Amar, verbo intransitivo


“Idílio” de Mário de Andrade inclui psicodrama sexual

Um livro “gordo de freudismo”, na definição do autor, que meses depois de publicá-lo acusava a crítica de reducionismo psicologista, Amar, verbo intransitivo (1927) participa do esforço experimental iniciado por Mário de Andrade nos Contos de Belazarte (1923-1926) e que culminaria em Macunaíma (1928). Mas o romance gira em torno de um psicodrama sexual, isso nem o próprio Mário poderia negar.

O protagonistas é um adolescente “machucador” de suas irmãs menores, rapaz cuja masculinidade a despontar preocupa o pai, Sousa Costa, um típico pater familias paulistano endinheirado. Para impedir que Carlos se exponha aos perigos da iniciação sexual, o pai contrata uma “professora de amor” alemã, que passa a figurar perante a família do garoto como professora de piano e línguas. Com sua habilidade haurida em larga experiência, Fräulein Elza seduz o garoto, no entanto já iniciado na prostituição de rua, tão temida por seu pai.

Mas Carlos, ao confessar a ela essa aventura, esclarece que “estar não é gostar”, e os dois se tornam amantes até o ponto de perturbar o sossego hipócrita da família.
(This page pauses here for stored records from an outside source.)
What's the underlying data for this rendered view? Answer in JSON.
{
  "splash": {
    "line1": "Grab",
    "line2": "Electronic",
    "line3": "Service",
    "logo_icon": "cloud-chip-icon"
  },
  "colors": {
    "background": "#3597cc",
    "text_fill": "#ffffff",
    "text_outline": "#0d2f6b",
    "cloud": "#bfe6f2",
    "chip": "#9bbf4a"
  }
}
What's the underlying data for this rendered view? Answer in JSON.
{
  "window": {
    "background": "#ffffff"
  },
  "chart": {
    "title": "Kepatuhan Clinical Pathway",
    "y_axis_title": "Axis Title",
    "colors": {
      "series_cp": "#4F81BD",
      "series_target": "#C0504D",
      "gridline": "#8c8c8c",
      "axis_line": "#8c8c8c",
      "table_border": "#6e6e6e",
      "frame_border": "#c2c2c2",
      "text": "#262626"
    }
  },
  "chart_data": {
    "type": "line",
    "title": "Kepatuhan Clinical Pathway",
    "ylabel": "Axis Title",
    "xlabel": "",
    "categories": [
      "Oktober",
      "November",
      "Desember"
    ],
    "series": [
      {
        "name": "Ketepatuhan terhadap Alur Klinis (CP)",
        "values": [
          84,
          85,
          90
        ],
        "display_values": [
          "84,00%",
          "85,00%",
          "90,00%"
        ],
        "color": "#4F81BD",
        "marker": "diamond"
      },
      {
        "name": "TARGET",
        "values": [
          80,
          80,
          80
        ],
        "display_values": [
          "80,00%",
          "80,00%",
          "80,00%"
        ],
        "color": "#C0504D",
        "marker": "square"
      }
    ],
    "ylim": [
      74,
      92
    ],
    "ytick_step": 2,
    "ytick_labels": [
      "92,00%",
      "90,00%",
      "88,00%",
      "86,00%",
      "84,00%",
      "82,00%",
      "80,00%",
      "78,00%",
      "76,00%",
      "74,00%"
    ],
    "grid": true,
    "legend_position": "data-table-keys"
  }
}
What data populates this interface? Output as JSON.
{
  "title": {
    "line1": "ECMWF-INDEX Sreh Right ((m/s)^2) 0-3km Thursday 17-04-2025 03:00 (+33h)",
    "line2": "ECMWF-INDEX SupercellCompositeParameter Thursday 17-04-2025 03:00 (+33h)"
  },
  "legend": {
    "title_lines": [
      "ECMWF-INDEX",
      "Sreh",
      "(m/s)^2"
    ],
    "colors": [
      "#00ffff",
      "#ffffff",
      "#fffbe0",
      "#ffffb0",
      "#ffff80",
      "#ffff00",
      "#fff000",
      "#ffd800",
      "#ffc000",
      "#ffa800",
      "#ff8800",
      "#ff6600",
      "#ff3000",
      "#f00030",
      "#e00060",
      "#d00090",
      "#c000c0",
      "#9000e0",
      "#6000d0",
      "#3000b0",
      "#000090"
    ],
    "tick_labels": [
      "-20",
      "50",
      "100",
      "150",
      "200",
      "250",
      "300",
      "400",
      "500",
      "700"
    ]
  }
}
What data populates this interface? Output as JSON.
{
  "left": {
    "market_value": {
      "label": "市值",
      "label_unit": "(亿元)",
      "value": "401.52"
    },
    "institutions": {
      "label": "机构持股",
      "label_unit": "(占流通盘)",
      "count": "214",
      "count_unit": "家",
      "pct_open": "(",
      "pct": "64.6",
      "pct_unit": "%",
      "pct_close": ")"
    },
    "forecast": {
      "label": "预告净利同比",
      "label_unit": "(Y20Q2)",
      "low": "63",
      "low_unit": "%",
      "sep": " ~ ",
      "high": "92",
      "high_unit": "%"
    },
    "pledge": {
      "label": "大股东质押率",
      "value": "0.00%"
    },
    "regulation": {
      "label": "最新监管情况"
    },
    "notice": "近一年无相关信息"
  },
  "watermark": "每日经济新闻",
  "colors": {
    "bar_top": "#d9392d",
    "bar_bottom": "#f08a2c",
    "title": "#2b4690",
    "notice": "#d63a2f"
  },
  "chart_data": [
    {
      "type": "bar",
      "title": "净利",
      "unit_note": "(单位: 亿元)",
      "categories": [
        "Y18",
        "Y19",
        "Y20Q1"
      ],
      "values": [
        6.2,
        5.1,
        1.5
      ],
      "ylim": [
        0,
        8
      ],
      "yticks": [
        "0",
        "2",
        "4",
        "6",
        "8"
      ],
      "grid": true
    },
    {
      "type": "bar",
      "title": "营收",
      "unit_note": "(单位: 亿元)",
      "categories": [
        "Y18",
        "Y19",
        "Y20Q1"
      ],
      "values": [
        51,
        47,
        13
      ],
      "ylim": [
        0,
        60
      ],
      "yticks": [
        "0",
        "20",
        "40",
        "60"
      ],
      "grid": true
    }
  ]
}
Chega, então, o momento da ruptura, que a professora exige ser traumático, a fim de que a “lição” fique completa. O desfecho, no entanto, deixa claro que ela não era tão profissional como desejaria: seu coração, já machucado pelos sucessivos envolvimentos abortados e pelo sonho cada vez mais distante de casar-se, sofre a separação quase tanto quanto o do desesperado Carlos, que mergulha na depressão. Mas o leitor espere pelo epílogo...

Estruturado por cenas em contracanto com as digressões do narrador, o romance foi chamado por Mário de “idílio”, e não é casual a associação da personagem wagneriana Sigfried a Carlos. O autor estava impregnado de cultura alemã, e foi mesmo por estudar com afinco o idioma de Goethe que ele descobriu, num livro de antropologia, a lenda de Macunaíma. Há marcante influência do Expressionismo em Amar, verbo intransitivo, não faltando uma paródia do quadro O grito, de Edvard Munch.

O que mais vale a pena destacar, porém, é o sabor da linguagem. Mário de Andrade foi um profundo pesquisador da linguagem falada e pretendeu contaminar com ela o registro literário. Nesse “idílio”, encontra-se uma amostra polifônica dos resultados de tal pesquisa. E, se a colagem da antigramática sobre as pretensões teorizantes da narrativa resulta cheia de arestas, a impossibilidade de fazer do livro um todo bem acabado não impede que ele resista mesmo às leituras não comprometidas com a idealização do movimento modernista.